One of the things about being in a funk is that you don't know how deep and funky that funk is until you get out of it. And then you can look back and go, "Whoa! That was a deep funky funk, and I am SO GLAD to be out of it."
In fact, I am so glad to be emerging from the post-second-hospital-trip-for-Bridget funk that I am using "you" when I write which usually drives my crazy because I don't actually mean You, dear reader. I mean ME.
ANYHOO, Yeah! I feeling like me again for the first time in, oh, 6 3/4 weeks (i.e., since June 5) when Bridget went into the hospital for the second time. And honestly, the reality of everything didn't even hit me until she got out, so it's been a short 5 1/2 week funk. BUT IT HAS NOT BEEN FUN. Fun-ky. It does not mean "Fun in Kentucky."
The funk did not originate from actually being in the hospital. For the most part, two out of our three hospital visits have been funky free.

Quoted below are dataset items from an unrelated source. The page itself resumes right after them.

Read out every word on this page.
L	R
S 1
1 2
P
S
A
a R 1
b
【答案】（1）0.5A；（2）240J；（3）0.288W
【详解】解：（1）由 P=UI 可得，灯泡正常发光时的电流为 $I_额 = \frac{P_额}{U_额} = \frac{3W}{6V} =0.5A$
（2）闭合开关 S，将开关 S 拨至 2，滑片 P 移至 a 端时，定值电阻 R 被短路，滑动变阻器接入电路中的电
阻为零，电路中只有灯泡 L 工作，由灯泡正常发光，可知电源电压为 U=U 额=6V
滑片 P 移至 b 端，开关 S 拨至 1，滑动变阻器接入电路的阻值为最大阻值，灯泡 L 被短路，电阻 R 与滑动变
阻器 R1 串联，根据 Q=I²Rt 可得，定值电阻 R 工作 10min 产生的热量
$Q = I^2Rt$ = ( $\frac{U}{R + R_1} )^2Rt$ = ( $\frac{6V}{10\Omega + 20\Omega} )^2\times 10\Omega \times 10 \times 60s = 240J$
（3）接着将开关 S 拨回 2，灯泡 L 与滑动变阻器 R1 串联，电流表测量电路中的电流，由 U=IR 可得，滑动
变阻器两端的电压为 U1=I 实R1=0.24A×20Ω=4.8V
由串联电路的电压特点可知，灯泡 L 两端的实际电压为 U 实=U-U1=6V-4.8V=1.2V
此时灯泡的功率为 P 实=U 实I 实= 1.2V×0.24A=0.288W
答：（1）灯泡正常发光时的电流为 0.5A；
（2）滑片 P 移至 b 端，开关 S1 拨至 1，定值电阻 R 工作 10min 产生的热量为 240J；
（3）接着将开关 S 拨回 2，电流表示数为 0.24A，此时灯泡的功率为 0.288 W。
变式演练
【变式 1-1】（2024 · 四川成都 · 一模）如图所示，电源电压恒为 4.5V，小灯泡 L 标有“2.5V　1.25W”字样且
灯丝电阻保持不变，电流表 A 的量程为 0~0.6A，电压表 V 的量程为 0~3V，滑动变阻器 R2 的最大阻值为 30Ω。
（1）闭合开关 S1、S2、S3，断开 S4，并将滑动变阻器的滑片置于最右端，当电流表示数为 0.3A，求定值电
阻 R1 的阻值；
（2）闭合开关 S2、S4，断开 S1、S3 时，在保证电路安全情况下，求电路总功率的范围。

It was this last time, when things got so bad and weird so quickly that Funky made an appearance.
Ok. Can we stop with the funky theme? I'm not a skilled enough writer to keep that going.
What has been tough is knowing that Bridget's atelectasis is probably going to come back. And we may be back in the hospital again. When I write that (outside of the pit of funk), it doesn't seem that bad. But for much of the time since her diagnosis thinking about that has been very scary for me.
I think my emotions and my rationality have finally called a truce so that I am more secure that we will stay on top of this when she gets a cold again. We'll be doing all her treatments and we, along with her teachers, will be monitoring her oxygen levels to make sure she's at a healthy level. Really, that's all I've been waiting for--for my emotional side to stop hyperventilating enough to trust my rational side that we will always be on top of Bridget's colds. We may have a few setbacks (sort of like learning about Christopher's asthma means), but we are going to be on top of this. Eventually. Mostly. Much of the time. ((pant, pant, pant, fluttering of hands in front of face))
And of course, my even keeled Midwestern husband even has a few mild reactions like drolly noting when Bridget awoke with a runny nose yesterday, "Most parents don't panic when their daughter gets a cold." We, on the other hand, evaluate the amount of snot in her nose, make her cough and evaluate how "wet" it is, monitor her oxygen level, and start her back on saline and her shaky vest.
So yes. Mostly better. MUCH better actually. Slowly but surely, we are getting back to normal. And that feels awfully nice.